CHAPTER 5
MY FIRST DIARY
April 1960
My seventh birthday had finally arrived. Mem and Mom went back and forth as to whether we should have a party or not. I didn’t have many friends, so it would be mostly family, which seemed weird to me since I didn’t have many of those either. But in the end, they decided that a small party was better than no party at all.
On the day of my birthday, while I blew up the balloons at the kitchen table, Mere Germaine hid the rat poison under the kitchen sink. Mom was whispering to Mem in French about how unhappy she was that Mick’s two sisters were coming.
I didn’t know I had two aunts, and I was curious, although I was hoping that they wouldn’t come to the party with guns.
“I want them all out of her life,” Mom told Mem. “It’s not that easy,” Mem responded. “With Mere Germaine living rent-free from Samir right now.” Mom reminded Mem that Mere Germaine didn’t want any of them in my life either. Rats and all, Mere Germaine wanted to come back and live with us. I wanted her to live with us too.
I was worried about Mere Germaine being around that side of my so-called family. And I had to agree with Mom that it might be best if they were all out of our lives.
The first and last time I saw my father, Mick, was with that woman, and if I never saw either one of them again, that was fine with me. Nobody offered for me to see him again anyway.
I never told Mem and Mom about the cow’s head in Samir’s refrigerator because I knew if I did, Mom would never let me go back to visit.
Who opens a refrigerator expecting to find a cow’s head? For a long time after that, I added refrigerators to the already long list of things that terrified me.
And if I kept the cow’s head a secret from Mem and Mom, you know I never told them about Uncle Luke and the bloody yellow kitchen table.
Anyway, when my Aunt Mona showed up for the party, Mem and Mom pretended to be happy about it.
And then my Aunt Sara showed up — with who else but Uncle Luke! My eyes were rounder than saucers, but Luke never let on that we had ever met, and neither did I.

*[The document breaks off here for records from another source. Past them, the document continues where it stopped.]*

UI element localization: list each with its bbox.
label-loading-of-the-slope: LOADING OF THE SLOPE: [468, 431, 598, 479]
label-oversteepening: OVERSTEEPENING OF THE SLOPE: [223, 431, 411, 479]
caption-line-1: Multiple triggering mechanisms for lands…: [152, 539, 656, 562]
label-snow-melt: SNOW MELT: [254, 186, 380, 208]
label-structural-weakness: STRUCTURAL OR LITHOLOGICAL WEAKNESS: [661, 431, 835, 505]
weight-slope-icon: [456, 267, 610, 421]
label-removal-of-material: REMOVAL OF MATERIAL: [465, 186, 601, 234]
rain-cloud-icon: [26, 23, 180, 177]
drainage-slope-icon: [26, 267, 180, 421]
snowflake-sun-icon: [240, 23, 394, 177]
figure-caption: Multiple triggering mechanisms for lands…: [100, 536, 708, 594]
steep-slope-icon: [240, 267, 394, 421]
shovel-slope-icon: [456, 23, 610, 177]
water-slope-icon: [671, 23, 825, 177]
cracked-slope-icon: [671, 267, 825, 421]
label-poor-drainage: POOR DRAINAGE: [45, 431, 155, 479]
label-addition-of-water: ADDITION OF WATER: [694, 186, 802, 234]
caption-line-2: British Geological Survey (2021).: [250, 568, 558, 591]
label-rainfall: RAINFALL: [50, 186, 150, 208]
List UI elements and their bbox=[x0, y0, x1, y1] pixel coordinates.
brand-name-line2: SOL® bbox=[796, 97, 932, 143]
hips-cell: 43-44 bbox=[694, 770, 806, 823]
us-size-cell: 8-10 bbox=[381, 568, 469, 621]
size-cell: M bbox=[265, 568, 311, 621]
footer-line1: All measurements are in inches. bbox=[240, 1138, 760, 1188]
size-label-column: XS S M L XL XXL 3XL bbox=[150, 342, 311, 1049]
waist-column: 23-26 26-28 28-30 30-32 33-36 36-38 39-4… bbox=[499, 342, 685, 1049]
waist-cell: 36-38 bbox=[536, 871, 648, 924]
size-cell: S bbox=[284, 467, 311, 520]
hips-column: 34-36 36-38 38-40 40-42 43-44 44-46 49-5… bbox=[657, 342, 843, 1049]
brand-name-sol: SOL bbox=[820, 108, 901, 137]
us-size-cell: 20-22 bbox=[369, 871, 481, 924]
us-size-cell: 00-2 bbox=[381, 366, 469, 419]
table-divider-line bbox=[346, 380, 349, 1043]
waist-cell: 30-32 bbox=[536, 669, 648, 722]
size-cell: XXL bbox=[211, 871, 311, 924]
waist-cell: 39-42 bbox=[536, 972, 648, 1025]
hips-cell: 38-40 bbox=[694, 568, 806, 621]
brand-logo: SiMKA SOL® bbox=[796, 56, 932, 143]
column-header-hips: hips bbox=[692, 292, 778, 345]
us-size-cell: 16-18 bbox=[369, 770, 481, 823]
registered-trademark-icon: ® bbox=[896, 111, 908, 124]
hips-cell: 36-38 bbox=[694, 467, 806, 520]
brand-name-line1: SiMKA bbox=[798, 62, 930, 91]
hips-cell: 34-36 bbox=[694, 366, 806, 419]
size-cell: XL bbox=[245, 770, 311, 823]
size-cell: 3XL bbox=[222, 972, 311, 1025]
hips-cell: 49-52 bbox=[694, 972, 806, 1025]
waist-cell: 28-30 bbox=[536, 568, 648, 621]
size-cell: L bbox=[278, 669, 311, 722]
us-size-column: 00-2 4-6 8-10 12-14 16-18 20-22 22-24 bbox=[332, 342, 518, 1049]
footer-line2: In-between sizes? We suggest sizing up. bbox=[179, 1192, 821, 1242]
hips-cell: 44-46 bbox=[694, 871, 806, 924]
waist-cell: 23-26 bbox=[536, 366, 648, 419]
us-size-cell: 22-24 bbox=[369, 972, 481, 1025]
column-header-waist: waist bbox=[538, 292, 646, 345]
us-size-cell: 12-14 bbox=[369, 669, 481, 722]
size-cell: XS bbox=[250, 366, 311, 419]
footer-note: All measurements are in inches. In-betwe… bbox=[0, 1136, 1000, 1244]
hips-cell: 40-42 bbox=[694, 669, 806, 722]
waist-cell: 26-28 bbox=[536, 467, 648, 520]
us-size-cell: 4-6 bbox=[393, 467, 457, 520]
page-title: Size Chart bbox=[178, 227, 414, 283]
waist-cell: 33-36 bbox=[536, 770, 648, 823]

Every time I took a glance at Uncle Luke, he was also looking back at me. At some point during the party, he came over to me and told me that when I was first born, he used to babysit for me and that he used to walk me to nursery school. He asked if I remembered him at all, and I shook my head no.
The only thing I remembered about him was his bloody face and swollen winking eye.
I don’t recall any of the other presents I got that year except for the pink diary from Aunt Mona.
The inscription read:
Dear Tony, Happy Birthday. I have always loved you. Aunt Mona
While I was reading what she wrote, she was smiling at me and patting me ever so gently on my head.
And I was thinking, you’re such a liar. If you loved me so much, you would never allow me to live like this.